Соль неба — страница 37 из 39


Сидели на кухне.

Только сели, вошел охранник, поставил на стол бутылку коньяка.

Отец Константин встал, молча поставил на стол одну рюмку.

Отец Тимофей, ни слова не говоря, поднялся, принес еще две рюмки и нарезанный сыр.

– Вы меня впервые видите, а уже не любите, – вздохнул Зинченко. Помолчал и добавил: – Понимаю.

Открыл бутылку, разлил по рюмкам, поднял свою.

Священники поднялись. Молча, одними губами, прочитали молитву.

Сели. Взяли рюмки.

Зинченко буркнул:

– За знакомство!

Чокнулись. Выпили. Молчали. Тишина висела в воздухе, как тугой шар, готовый вот-вот лопнуть.

Зинченко еще налил.

Отец Тимофей выпил не чокаясь, улыбнулся:

– Режьте сразу.

– Что резать? – не понял Зинченко.

– Что пришли резать – то и режьте, – не переставая улыбаться, сказал отец Тимофей.

Отец Константин смотрел на настоятеля удивленно. Страх, вольготно поселившийся в его душе, не высушил даже коньяк. Константин не мог понять спокойствия настоятеля, оно и удивляло, и раздражало его, как удивляет и раздражает любая человеческая самостоятельность.

Зинченко выпил еще рюмку и впервые улыбнулся. Улыбка у него получилась беспомощная и какая-то чужая – словно не ему принадлежавшая.

Олигарх вздохнул:

– Мне доложили… – Он закашлялся и поправился: – В смысле, рассказали про сына… Ну, про то, как он вел себя тут у вас… Он еще до меня не доехал, а я уже все знал… У меня информация хорошо поставлена. Потому что в наше время информация – это оружие, понимаете?..

– Конечно, – зачем-то поддакнул отец Константин. – Информация – оно конечно…

Зинченко посмотрел на него удивленно и продолжил:

– Вы меня, в общем, простите за сына. – Он еще налил, выпил и неожиданно обратился к священникам: – Мужики, простите, правда.

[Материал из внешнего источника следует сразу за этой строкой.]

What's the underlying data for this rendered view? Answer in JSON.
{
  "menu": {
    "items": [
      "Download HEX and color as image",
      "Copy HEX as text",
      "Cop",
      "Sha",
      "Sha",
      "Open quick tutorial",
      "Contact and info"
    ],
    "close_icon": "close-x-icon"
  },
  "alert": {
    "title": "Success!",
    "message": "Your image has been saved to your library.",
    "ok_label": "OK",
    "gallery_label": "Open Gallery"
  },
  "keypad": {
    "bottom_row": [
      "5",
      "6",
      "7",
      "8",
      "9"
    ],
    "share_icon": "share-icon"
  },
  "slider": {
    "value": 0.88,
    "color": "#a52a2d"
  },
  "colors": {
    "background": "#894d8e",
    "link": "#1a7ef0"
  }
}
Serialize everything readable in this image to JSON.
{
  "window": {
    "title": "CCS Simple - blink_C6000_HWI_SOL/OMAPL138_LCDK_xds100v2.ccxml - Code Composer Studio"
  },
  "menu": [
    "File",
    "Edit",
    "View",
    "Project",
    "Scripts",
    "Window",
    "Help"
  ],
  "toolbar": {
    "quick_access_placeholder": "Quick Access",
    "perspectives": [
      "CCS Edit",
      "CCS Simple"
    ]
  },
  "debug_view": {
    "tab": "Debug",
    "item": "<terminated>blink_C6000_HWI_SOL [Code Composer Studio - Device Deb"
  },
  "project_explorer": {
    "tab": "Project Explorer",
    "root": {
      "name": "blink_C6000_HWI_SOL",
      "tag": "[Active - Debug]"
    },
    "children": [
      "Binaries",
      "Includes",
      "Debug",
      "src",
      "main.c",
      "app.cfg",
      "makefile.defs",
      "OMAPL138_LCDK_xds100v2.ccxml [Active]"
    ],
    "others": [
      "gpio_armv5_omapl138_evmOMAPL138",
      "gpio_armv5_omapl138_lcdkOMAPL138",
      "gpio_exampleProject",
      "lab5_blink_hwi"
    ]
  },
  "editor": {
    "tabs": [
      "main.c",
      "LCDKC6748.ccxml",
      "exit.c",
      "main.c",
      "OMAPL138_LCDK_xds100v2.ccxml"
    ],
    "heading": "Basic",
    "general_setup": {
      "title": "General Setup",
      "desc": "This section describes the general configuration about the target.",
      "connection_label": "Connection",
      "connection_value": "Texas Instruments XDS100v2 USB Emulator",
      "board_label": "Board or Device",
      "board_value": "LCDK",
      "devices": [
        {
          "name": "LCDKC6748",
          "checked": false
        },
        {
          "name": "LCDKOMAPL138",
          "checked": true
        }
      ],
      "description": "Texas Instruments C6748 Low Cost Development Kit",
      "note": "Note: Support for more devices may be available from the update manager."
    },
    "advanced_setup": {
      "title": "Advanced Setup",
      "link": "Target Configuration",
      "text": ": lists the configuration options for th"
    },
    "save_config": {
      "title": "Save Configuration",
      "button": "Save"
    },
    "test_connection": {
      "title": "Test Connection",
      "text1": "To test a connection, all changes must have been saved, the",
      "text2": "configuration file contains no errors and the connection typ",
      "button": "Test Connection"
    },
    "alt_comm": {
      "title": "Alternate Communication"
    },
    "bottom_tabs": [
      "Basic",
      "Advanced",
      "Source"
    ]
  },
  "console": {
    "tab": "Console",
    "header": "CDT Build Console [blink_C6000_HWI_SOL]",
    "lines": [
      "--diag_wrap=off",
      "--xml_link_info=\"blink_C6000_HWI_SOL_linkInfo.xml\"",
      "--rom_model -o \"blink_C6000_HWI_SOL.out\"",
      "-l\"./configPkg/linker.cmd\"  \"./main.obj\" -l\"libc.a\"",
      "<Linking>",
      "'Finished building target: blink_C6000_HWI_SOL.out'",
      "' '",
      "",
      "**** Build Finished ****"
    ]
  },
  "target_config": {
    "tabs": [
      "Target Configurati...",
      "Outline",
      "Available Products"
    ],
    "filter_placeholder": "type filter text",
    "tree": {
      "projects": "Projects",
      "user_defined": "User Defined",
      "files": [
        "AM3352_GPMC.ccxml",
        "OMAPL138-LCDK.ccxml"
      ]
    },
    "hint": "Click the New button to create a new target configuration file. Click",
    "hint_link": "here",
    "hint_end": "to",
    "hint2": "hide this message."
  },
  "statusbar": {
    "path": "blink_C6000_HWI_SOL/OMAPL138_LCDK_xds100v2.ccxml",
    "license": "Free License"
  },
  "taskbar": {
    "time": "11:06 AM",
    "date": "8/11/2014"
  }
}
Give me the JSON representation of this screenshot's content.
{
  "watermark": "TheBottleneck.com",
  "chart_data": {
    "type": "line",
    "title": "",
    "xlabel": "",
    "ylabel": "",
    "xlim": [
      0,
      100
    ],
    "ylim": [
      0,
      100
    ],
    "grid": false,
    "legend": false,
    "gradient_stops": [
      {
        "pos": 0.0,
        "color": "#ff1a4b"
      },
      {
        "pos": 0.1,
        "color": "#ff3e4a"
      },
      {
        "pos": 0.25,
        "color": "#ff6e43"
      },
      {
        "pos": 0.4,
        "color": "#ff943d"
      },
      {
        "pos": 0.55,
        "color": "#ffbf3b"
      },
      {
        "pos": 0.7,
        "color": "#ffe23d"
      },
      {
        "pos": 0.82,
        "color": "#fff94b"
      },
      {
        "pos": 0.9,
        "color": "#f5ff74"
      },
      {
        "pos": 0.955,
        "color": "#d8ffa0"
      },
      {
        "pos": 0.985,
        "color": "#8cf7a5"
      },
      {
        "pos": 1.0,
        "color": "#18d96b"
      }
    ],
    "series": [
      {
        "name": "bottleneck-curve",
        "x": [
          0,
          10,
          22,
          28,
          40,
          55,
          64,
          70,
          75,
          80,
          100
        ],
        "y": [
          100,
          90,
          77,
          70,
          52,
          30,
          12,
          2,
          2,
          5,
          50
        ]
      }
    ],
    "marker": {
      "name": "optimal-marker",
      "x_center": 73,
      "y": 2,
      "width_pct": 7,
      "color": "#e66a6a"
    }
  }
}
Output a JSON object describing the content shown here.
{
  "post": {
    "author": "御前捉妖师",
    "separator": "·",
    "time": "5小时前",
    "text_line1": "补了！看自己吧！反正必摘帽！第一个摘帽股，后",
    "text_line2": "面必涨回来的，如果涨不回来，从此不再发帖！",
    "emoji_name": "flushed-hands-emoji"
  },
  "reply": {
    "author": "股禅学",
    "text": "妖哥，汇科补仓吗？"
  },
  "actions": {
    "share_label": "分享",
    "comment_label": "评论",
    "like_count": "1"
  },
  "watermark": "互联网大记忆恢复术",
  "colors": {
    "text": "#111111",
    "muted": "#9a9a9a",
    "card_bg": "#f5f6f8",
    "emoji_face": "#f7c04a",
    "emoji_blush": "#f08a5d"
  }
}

Ума не приложу, как он таким вырос. Ей-богу… Простите… Наверное, времени на него мало тратил… Не знаю. Мать его родами умерла… Я, как деньги появились, роддом в Забавино построил по последнему слову медицинской науки и техники, как говорится… Ну, чтобы не было больше таких случаев… Не важно. Вроде все давал ему… Ну, Сеньке, сыну, то есть… Еще вот в честь отца своего его назвал, черт возьми… Извините… Не важно… Я Сеньке не отказывал никогда ни в чем… Жалел, понимаете? Без матери все-таки рос… Я вот не женился, хотя желающих…Не важно… Все боялся: сын решит, что я мать его предаю… Не, ну, всякое было, конечно, я, простите, не святой… Вот. Но не женился… И вот. А он так безобразничал в Храме… Стыдно… Вы простите… Ну, простите… Он вообще-то парень неплохой, Сенька… Добрый.

В прошлом году человека из реки вынул. Тот тонул, а Сенька вытащил. Чуть сам не утоп… И Клавка у него тоже неплохая. Дурная, конечно… Так в Забавино откуда других взять? Но добрая. Статная еще. Вы же видели? Вот. И так они вели себя непотребно. Извините меня. И сына тоже. Нашло что-то… Чушь какая-то… Он приедет еще извиняться. Но я решил сначала сам.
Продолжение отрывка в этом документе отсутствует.